Over the past year (ending May 2026), AUTG has shown strong recovery momentum. The share price increased by approximately 21.43% over the 12-month period. This performance has slightly outperformed the FTSE All Share Index by about 1.65%.
While the stock has been volatile—hitting a 52-week low of 4.28p in September 2025 before recovering to the 8.5p–9.5p range—it has outperformed several smaller peers in the automotive sector that have struggled with supply chain disruptions and lower production volumes.
Are there any recent positive or negative developments in the industry affecting Autins?
Positive: The company secured major new business worth £12.0 million in the UK and €4.3 million in Germany, providing strong revenue visibility for FY27 and FY28. The ongoing transition to Electric Vehicles continues to increase the "value per vehicle" for Autins' lightweight insulation materials.
Negative: The industry remains sensitive to global automotive production volumes and supply chain shocks. A notable recent headwind was a cyber-attack at a major UK customer (JLR), which temporarily disrupted production schedules and impacted Autins' FY26 revenue.

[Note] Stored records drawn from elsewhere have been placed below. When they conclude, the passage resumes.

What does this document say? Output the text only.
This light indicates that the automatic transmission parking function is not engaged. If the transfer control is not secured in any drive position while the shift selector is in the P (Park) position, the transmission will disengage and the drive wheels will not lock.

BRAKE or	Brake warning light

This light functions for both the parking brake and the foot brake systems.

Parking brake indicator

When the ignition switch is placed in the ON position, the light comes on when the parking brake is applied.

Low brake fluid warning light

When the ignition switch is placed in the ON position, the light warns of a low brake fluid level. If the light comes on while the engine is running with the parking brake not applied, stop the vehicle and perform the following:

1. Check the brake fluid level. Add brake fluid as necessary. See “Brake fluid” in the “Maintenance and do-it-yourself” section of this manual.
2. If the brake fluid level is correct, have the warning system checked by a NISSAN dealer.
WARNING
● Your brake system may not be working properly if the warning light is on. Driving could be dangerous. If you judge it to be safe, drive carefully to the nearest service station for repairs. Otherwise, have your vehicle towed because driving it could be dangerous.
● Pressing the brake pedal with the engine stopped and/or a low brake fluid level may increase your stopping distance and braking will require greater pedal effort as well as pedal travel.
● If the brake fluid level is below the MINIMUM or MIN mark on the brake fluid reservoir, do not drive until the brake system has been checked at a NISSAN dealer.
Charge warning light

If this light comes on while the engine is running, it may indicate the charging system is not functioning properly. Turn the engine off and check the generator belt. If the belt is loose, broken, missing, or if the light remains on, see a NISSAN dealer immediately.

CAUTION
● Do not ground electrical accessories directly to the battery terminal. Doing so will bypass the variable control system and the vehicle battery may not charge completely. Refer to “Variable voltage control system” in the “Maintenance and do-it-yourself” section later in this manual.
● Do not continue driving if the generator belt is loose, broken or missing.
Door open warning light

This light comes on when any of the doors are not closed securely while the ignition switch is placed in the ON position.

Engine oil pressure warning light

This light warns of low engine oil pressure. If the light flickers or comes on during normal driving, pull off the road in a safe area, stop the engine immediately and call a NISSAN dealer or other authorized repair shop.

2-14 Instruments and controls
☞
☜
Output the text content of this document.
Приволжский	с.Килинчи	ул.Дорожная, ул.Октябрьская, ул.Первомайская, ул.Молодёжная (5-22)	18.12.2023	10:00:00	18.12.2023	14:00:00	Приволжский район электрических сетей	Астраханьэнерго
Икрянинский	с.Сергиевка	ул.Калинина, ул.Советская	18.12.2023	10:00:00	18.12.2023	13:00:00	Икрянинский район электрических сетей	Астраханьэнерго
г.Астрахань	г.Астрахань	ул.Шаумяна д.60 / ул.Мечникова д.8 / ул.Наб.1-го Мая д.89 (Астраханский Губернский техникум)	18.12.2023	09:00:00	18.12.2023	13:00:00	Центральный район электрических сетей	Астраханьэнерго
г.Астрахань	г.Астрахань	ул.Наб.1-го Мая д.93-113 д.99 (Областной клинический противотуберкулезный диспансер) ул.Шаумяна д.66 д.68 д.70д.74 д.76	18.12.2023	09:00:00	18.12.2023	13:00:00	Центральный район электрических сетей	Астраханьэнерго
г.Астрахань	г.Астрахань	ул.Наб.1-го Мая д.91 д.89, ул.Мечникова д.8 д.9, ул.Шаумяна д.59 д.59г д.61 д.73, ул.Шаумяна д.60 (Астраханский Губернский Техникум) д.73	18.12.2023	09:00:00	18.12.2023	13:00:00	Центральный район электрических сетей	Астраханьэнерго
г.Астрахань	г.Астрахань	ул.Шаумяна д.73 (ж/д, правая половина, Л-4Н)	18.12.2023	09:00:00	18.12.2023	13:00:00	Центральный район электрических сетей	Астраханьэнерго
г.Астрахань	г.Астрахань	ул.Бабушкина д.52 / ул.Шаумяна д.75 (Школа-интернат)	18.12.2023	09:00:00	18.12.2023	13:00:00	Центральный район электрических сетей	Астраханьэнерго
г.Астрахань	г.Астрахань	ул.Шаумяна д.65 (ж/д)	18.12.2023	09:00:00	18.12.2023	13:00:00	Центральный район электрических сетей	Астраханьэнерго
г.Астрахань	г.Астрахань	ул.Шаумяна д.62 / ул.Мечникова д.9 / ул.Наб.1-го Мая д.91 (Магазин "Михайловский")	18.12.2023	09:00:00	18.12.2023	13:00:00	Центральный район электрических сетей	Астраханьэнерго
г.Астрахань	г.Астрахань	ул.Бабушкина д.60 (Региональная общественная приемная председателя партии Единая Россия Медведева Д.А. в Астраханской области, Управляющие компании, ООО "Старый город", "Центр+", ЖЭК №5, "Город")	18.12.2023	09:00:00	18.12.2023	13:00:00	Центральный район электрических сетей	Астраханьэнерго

Have any major institutions recently bought or sold AUTG stock?
Autins Group has a concentrated institutional shareholder base. Major shareholders include Truetide Plc (holding approximately 29.1%), Schroder Investment Management (approx. 24%), and Stonehage Fleming Investment Management (approx. 19%).
Recent activity includes Braveheart Investment Group increasing its stake by 1.93 million shares. Institutional ownership remains high for a company of its size, at approximately 48% to 62% depending on the reporting platform, indicating continued professional support for the company's "Survive and Thrive" turnaround strategy.